30 yıl aynı manzarayı seyrettim… Belediyeyi aradım, okulun güvenliğini aradım, karakolu aradım… Çöp konteynırı aynı, orayı kendine mesken tutanlar aynı, çöpü içine değil, dışına atan mahalle sakinleri hep aynı…
★ ★ ★
Dünyanın en güzel şehrini, en kaotik, en yaşanmaz hale getirmeyi başarmış bir toplumuz biz. Kural, nizam tanımıyoruz. Birlikte yaşama kültürü oluşturamıyoruz. Düşünce ve davranış biçimlerimiz maalesef değişmiyor.
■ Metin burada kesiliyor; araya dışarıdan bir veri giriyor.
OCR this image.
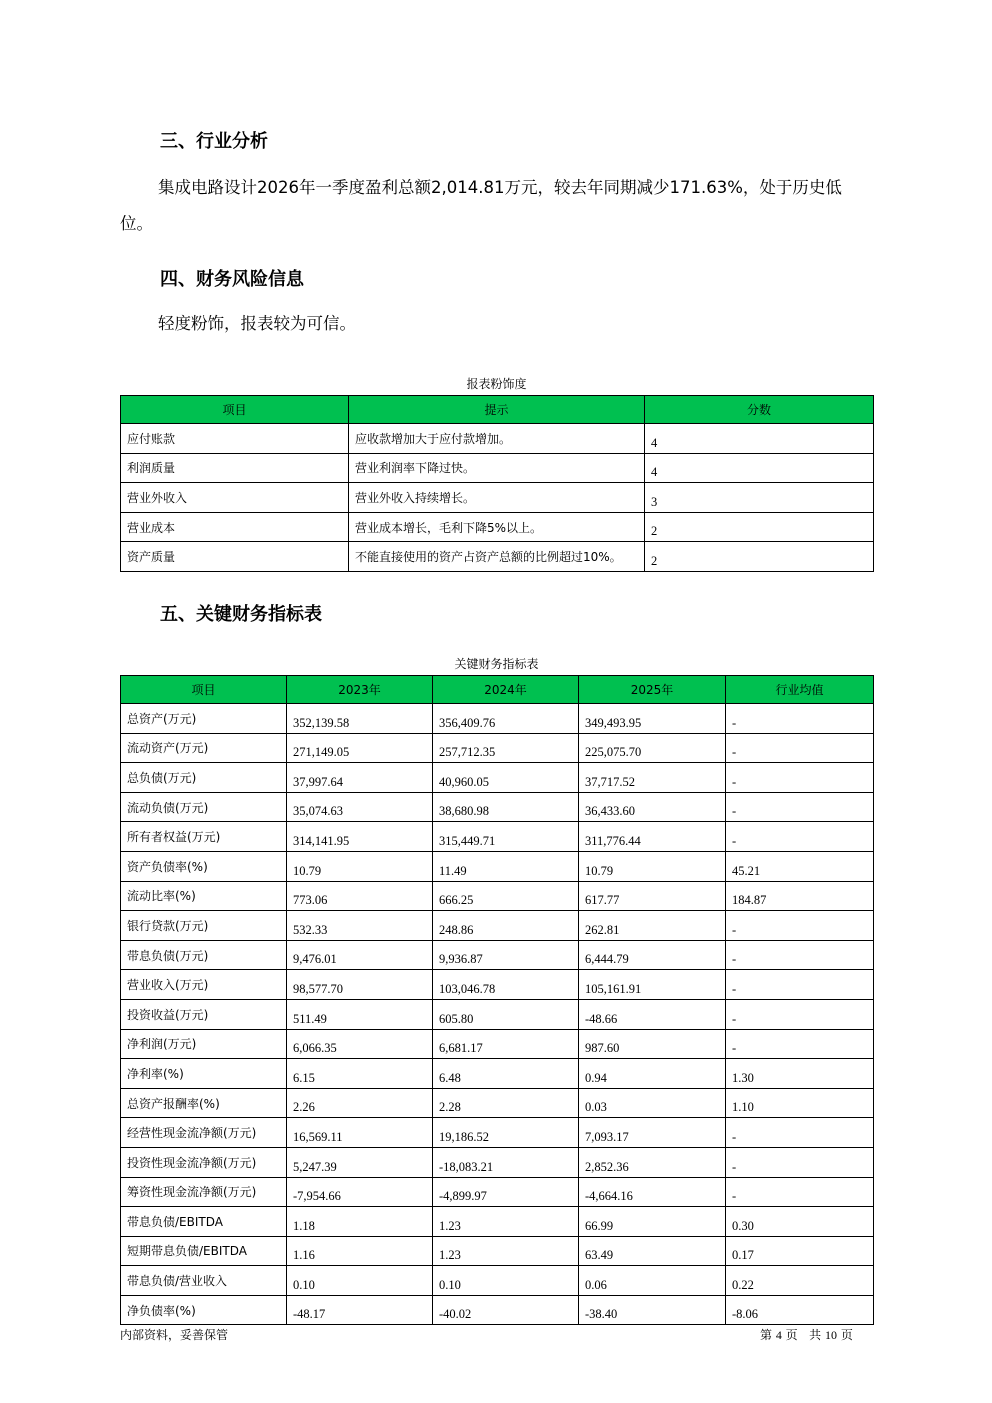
三、行业分析

集成电路设计2026年一季度盈利总额2,014.81万元，较去年同期减少171.63%，处于历史低位。

四、财务风险信息

轻度粉饰，报表较为可信。

报表粉饰度
项目	提示	分数
应付账款	应收款增加大于应付款增加。	4
利润质量	营业利润率下降过快。	4
营业外收入	营业外收入持续增长。	3
营业成本	营业成本增长，毛利下降5%以上。	2
资产质量	不能直接使用的资产占资产总额的比例超过10%。	2
五、关键财务指标表
关键财务指标表
项目	2023年	2024年	2025年	行业均值
总资产(万元)	352,139.58	356,409.76	349,493.95	-
流动资产(万元)	271,149.05	257,712.35	225,075.70	-
总负债(万元)	37,997.64	40,960.05	37,717.52	-
流动负债(万元)	35,074.63	38,680.98	36,433.60	-
所有者权益(万元)	314,141.95	315,449.71	311,776.44	-
资产负债率(%)	10.79	11.49	10.79	45.21
流动比率(%)	773.06	666.25	617.77	184.87
银行贷款(万元)	532.33	248.86	262.81	-
带息负债(万元)	9,476.01	9,936.87	6,444.79	-
营业收入(万元)	98,577.70	103,046.78	105,161.91	-
投资收益(万元)	511.49	605.80	-48.66	-
净利润(万元)	6,066.35	6,681.17	987.60	-
净利率(%)	6.15	6.48	0.94	1.30
总资产报酬率(%)	2.26	2.28	0.03	1.10
经营性现金流净额(万元)	16,569.11	19,186.52	7,093.17	-
投资性现金流净额(万元)	5,247.39	-18,083.21	2,852.36	-
筹资性现金流净额(万元)	-7,954.66	-4,899.97	-4,664.16	-
带息负债/EBITDA	1.18	1.23	66.99	0.30
短期带息负债/EBITDA	1.16	1.23	63.49	0.17
带息负债/营业收入	0.10	0.10	0.06	0.22
净负债率(%)	-48.17	-40.02	-38.40	-8.06
内部资料，妥善保管	第 4 页 共 10 页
Mesela bugün sandığa giderken, şöyle bir etrafınıza bakın. Bir vatandaş olarak bir şehrin bir kasabanın değişim ve dönüşümünde önemli rol oynayan yerel yönetim politikalarına ne gibi bir katkınız oldu?
Sokağınız, caddeniz mahalleniz temiz mi? Caddelere yayılan yemek kokuları eşliğinde biri size omuz atmadan yolda yürüyebiliyor musunuz? Park yeri bulabiliyor musunuz? Cadde boyunca irili ufaklı milyonlarca tabelanın, levhanın yarattığı görüntü kirliliğini hiç kafanıza taktınız mı? Yanınızda sağınız da solunuz da hiç ağaç var mı? Belki de kendimize şu soruyu sormalıyız: şehirler mi bizi bozdu biz mi şehirleri?
★ ★ ★
Türkiye’de Kamu Denetçiliği Kurumu’nun raporları yapılmayan işlerin, oluşmayan vatandaşlık bilincinin örnekleriyle dolu. Bu nedenle en çok şikâyet edilen kurumlardan biri de yerel yönetimler. Öyle ki; 2023 yılında kurumdan 204 bin 301 kişi yardım ve destek istedi. En çok şikayet başvurusu kamu personelinin uygulamaları üzerine. Bu yöndeki başvuruların oranı yüzde 25,86’yı bulurken yüzde 11,77 de yerel yönetimlerle ilgili.
Benzer durum çeşitli kurumların hazırladığı raporlarda da var. imar, toplu taşıma, zabıta hizmetleri, çevre sorunları, yol yapımı, pazar yerleri, otopark sorunları, hayvan barınağı doğalgaz, altyapı hizmetleri, mezarlık ve defin hizmetleri gibi alanlara yönelik sorunlar.
★ ★ ★
Artık hepimiz biliyoruz ki; bir kentin silueti o toplumun medeniyet seviyesinin de bir tezahürü. Durum buyken, çarpık kentleşmelerin yarattığı sorunlar sadece yerel yönetimlerden kaynaklanmıyor. Vatandaşlık bilinci de gerektiriyor.
Dolayısıyla ülkenin neresinde olursa olsun bizim öncelikle tarihe, bilime, insana ve çevreye saygısı olan, şehrine fazladan bir çivi çakılsa kıyameti koparan bir halka; işini ranta çevirmeyen ahlaklı, dürüst yerel yöneticilere, çarpık kentleşmenin önüne geçecek bilinçli yerel örgütlenmelere ihtiyacımız var.